Emozione ed entusiasmo ieri ad
Albano Laziale dove i sindaci dei territori attraversati dalla via Francigena
del Sud hanno formalmente costituito una Dmo (Destination Management Organization)
per la valorizzazione dell'antico tracciato. Assieme al vice sindaco di Fondi
Vincenzo Carnevale, hanno sottoscritto l'atto costitutivo gli amministratori di
Albano Laziale, Castel Gandolfo, Cori, Formia, Marino, Monte San Biagio, Nemi,
Norma, Priverno, Sermoneta, Sonnino e Velletri.

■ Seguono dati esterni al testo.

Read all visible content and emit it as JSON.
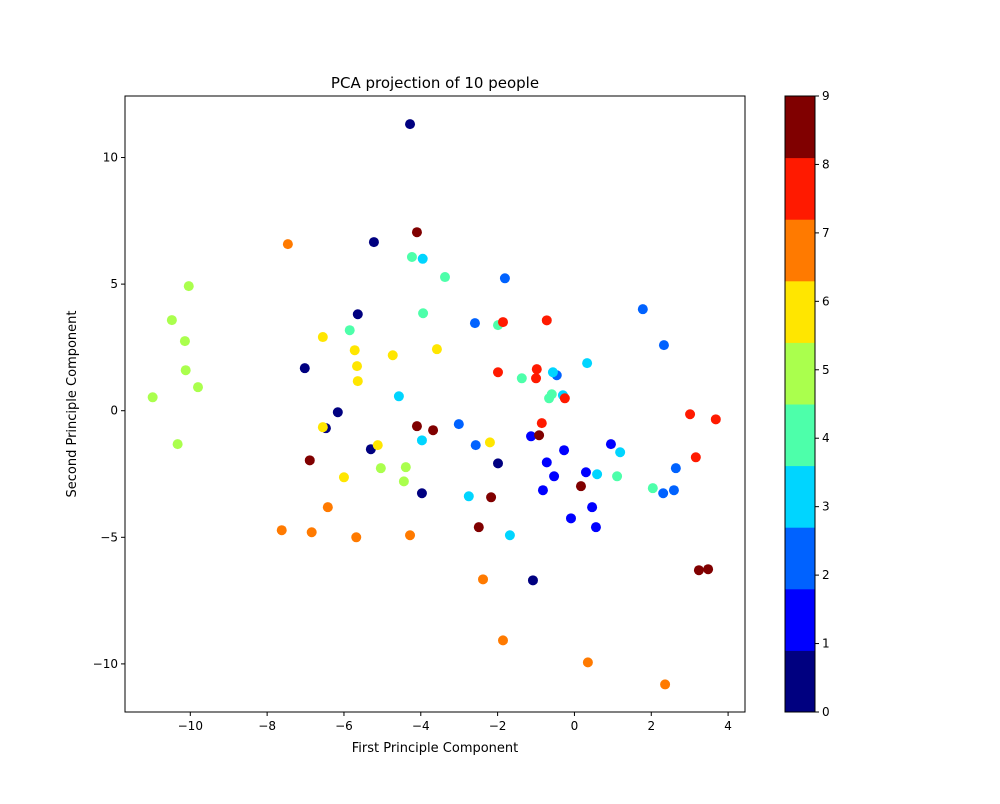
{
  "chart_data": {
    "type": "scatter",
    "title": "PCA projection of 10 people",
    "xlabel": "First Principle Component",
    "ylabel": "Second Principle Component",
    "xlim": [
      -11.7,
      4.44
    ],
    "ylim": [
      -11.9,
      12.43
    ],
    "xticks": [
      -10,
      -8,
      -6,
      -4,
      -2,
      0,
      2,
      4
    ],
    "yticks": [
      -10,
      -5,
      0,
      5,
      10
    ],
    "grid": false,
    "colormap": "jet",
    "colorbar": {
      "ticks": [
        0,
        1,
        2,
        3,
        4,
        5,
        6,
        7,
        8,
        9
      ],
      "range": [
        0,
        9
      ],
      "bins": 10
    },
    "class_colors": [
      "#000080",
      "#0000ff",
      "#0062ff",
      "#00d5ff",
      "#4dffaa",
      "#aaff4d",
      "#ffe600",
      "#ff7a00",
      "#ff1a00",
      "#800000"
    ],
    "points": [
      {
        "x": -4.28,
        "y": 11.32,
        "c": 0
      },
      {
        "x": -5.22,
        "y": 6.66,
        "c": 0
      },
      {
        "x": -5.64,
        "y": 3.81,
        "c": 0
      },
      {
        "x": -7.02,
        "y": 1.68,
        "c": 0
      },
      {
        "x": -6.16,
        "y": -0.06,
        "c": 0
      },
      {
        "x": -6.47,
        "y": -0.69,
        "c": 0
      },
      {
        "x": -5.3,
        "y": -1.52,
        "c": 0
      },
      {
        "x": -1.99,
        "y": -2.08,
        "c": 0
      },
      {
        "x": -3.97,
        "y": -3.26,
        "c": 0
      },
      {
        "x": -1.08,
        "y": -6.7,
        "c": 0
      },
      {
        "x": -1.13,
        "y": -1.01,
        "c": 1
      },
      {
        "x": -0.27,
        "y": -1.56,
        "c": 1
      },
      {
        "x": -0.72,
        "y": -2.04,
        "c": 1
      },
      {
        "x": -0.53,
        "y": -2.59,
        "c": 1
      },
      {
        "x": -0.82,
        "y": -3.14,
        "c": 1
      },
      {
        "x": 0.3,
        "y": -2.43,
        "c": 1
      },
      {
        "x": 0.95,
        "y": -1.32,
        "c": 1
      },
      {
        "x": 0.46,
        "y": -3.81,
        "c": 1
      },
      {
        "x": -0.09,
        "y": -4.25,
        "c": 1
      },
      {
        "x": 0.56,
        "y": -4.6,
        "c": 1
      },
      {
        "x": -1.81,
        "y": 5.23,
        "c": 2
      },
      {
        "x": -2.59,
        "y": 3.46,
        "c": 2
      },
      {
        "x": 2.33,
        "y": 2.59,
        "c": 2
      },
      {
        "x": 1.78,
        "y": 4.01,
        "c": 2
      },
      {
        "x": -0.46,
        "y": 1.4,
        "c": 2
      },
      {
        "x": -3.01,
        "y": -0.53,
        "c": 2
      },
      {
        "x": -2.57,
        "y": -1.36,
        "c": 2
      },
      {
        "x": 2.64,
        "y": -2.27,
        "c": 2
      },
      {
        "x": 2.31,
        "y": -3.26,
        "c": 2
      },
      {
        "x": 2.59,
        "y": -3.14,
        "c": 2
      },
      {
        "x": -3.95,
        "y": 6.0,
        "c": 3
      },
      {
        "x": -4.57,
        "y": 0.57,
        "c": 3
      },
      {
        "x": -3.97,
        "y": -1.17,
        "c": 3
      },
      {
        "x": 0.33,
        "y": 1.88,
        "c": 3
      },
      {
        "x": -0.56,
        "y": 1.52,
        "c": 3
      },
      {
        "x": -0.3,
        "y": 0.61,
        "c": 3
      },
      {
        "x": -2.75,
        "y": -3.38,
        "c": 3
      },
      {
        "x": -1.68,
        "y": -4.92,
        "c": 3
      },
      {
        "x": 0.59,
        "y": -2.51,
        "c": 3
      },
      {
        "x": 1.19,
        "y": -1.64,
        "c": 3
      },
      {
        "x": -4.23,
        "y": 6.07,
        "c": 4
      },
      {
        "x": -3.37,
        "y": 5.28,
        "c": 4
      },
      {
        "x": -3.94,
        "y": 3.85,
        "c": 4
      },
      {
        "x": -5.85,
        "y": 3.18,
        "c": 4
      },
      {
        "x": -1.99,
        "y": 3.38,
        "c": 4
      },
      {
        "x": -1.37,
        "y": 1.28,
        "c": 4
      },
      {
        "x": -0.66,
        "y": 0.49,
        "c": 4
      },
      {
        "x": -0.59,
        "y": 0.65,
        "c": 4
      },
      {
        "x": 1.11,
        "y": -2.59,
        "c": 4
      },
      {
        "x": 2.04,
        "y": -3.06,
        "c": 4
      },
      {
        "x": -10.04,
        "y": 4.92,
        "c": 5
      },
      {
        "x": -10.48,
        "y": 3.58,
        "c": 5
      },
      {
        "x": -10.14,
        "y": 2.75,
        "c": 5
      },
      {
        "x": -10.12,
        "y": 1.6,
        "c": 5
      },
      {
        "x": -9.8,
        "y": 0.93,
        "c": 5
      },
      {
        "x": -10.98,
        "y": 0.53,
        "c": 5
      },
      {
        "x": -10.33,
        "y": -1.32,
        "c": 5
      },
      {
        "x": -5.04,
        "y": -2.27,
        "c": 5
      },
      {
        "x": -4.39,
        "y": -2.23,
        "c": 5
      },
      {
        "x": -4.44,
        "y": -2.79,
        "c": 5
      },
      {
        "x": -6.55,
        "y": 2.91,
        "c": 6
      },
      {
        "x": -5.72,
        "y": 2.39,
        "c": 6
      },
      {
        "x": -5.66,
        "y": 1.76,
        "c": 6
      },
      {
        "x": -5.64,
        "y": 1.17,
        "c": 6
      },
      {
        "x": -4.73,
        "y": 2.19,
        "c": 6
      },
      {
        "x": -3.58,
        "y": 2.43,
        "c": 6
      },
      {
        "x": -6.55,
        "y": -0.65,
        "c": 6
      },
      {
        "x": -5.12,
        "y": -1.36,
        "c": 6
      },
      {
        "x": -6.0,
        "y": -2.63,
        "c": 6
      },
      {
        "x": -2.2,
        "y": -1.25,
        "c": 6
      },
      {
        "x": -7.46,
        "y": 6.58,
        "c": 7
      },
      {
        "x": -6.42,
        "y": -3.81,
        "c": 7
      },
      {
        "x": -7.62,
        "y": -4.72,
        "c": 7
      },
      {
        "x": -6.84,
        "y": -4.8,
        "c": 7
      },
      {
        "x": -5.68,
        "y": -5.0,
        "c": 7
      },
      {
        "x": -4.28,
        "y": -4.92,
        "c": 7
      },
      {
        "x": -2.38,
        "y": -6.66,
        "c": 7
      },
      {
        "x": -1.86,
        "y": -9.07,
        "c": 7
      },
      {
        "x": 0.35,
        "y": -9.94,
        "c": 7
      },
      {
        "x": 2.36,
        "y": -10.81,
        "c": 7
      },
      {
        "x": -1.86,
        "y": 3.5,
        "c": 8
      },
      {
        "x": -0.72,
        "y": 3.57,
        "c": 8
      },
      {
        "x": -1.99,
        "y": 1.52,
        "c": 8
      },
      {
        "x": -0.98,
        "y": 1.64,
        "c": 8
      },
      {
        "x": -1.0,
        "y": 1.28,
        "c": 8
      },
      {
        "x": -0.25,
        "y": 0.49,
        "c": 8
      },
      {
        "x": -0.85,
        "y": -0.49,
        "c": 8
      },
      {
        "x": 3.01,
        "y": -0.14,
        "c": 8
      },
      {
        "x": 3.68,
        "y": -0.34,
        "c": 8
      },
      {
        "x": 3.16,
        "y": -1.84,
        "c": 8
      },
      {
        "x": -4.1,
        "y": 7.05,
        "c": 9
      },
      {
        "x": -6.89,
        "y": -1.96,
        "c": 9
      },
      {
        "x": -4.1,
        "y": -0.61,
        "c": 9
      },
      {
        "x": -3.68,
        "y": -0.77,
        "c": 9
      },
      {
        "x": -0.92,
        "y": -0.97,
        "c": 9
      },
      {
        "x": 0.17,
        "y": -2.98,
        "c": 9
      },
      {
        "x": -2.17,
        "y": -3.42,
        "c": 9
      },
      {
        "x": -2.49,
        "y": -4.6,
        "c": 9
      },
      {
        "x": 3.24,
        "y": -6.3,
        "c": 9
      },
      {
        "x": 3.48,
        "y": -6.26,
        "c": 9
      }
    ]
  }
}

Oltre ai rappresentanti delle
città storicamente percorse dai pellegrini diretti prima fino a Roma e poi
verso la costa della Puglia, hanno firmato l'atto anche alcuni enti
sovracomunali come il Parco Regionale Appia Antica e il Parco Regionale Monti
Ausoni e Lago di Fondi, partner privati quali il Consorzio Enolan web 2.0, le
Società Spirit of Travel by Travel Store, Promotours Snc e Green Coppola Driver
nonché le associazioni “Onorato II Caetani”, “L’Asino e la Nuvola e il “Gruppo
dei Dodici”. A quest'ultima, nata nel 2008 con lo specifico scopo di
valorizzare le antiche vie di pellegrinaggio, è andata la presidenza della Dmo.
Al Comune di Fondi, in virtù anche della sua posizione storicamente strategica
lungo l'antico percorso, è andata invece la vice presidenza.
«Una giornata storica per la nostra
città e per tutti i comuni interessati – commentano il sindaco di Fondi Beniamino
Maschietto e l’assessore alla Cultura e al Turismo Vincenzo Carnevale - la
cerimonia è stata anche l’occasione per condividere idee, proposte e strategie
di promozione territoriale con gli amministratori dei comuni laziali e con
tutti gli attori della Dmo. L’auspicio è che con quest’azione congiunta si apra
una stagione di rilancio e valorizzazione della via di pellegrinaggio e dello
slow tourism nel Lazio».
L’atto, una volta registrato, darà
ufficialmente il via ai lavori di valorizzazione e promozione dell'antico
percorso, possibili grazie al finanziamento ottenuto dalla Regione.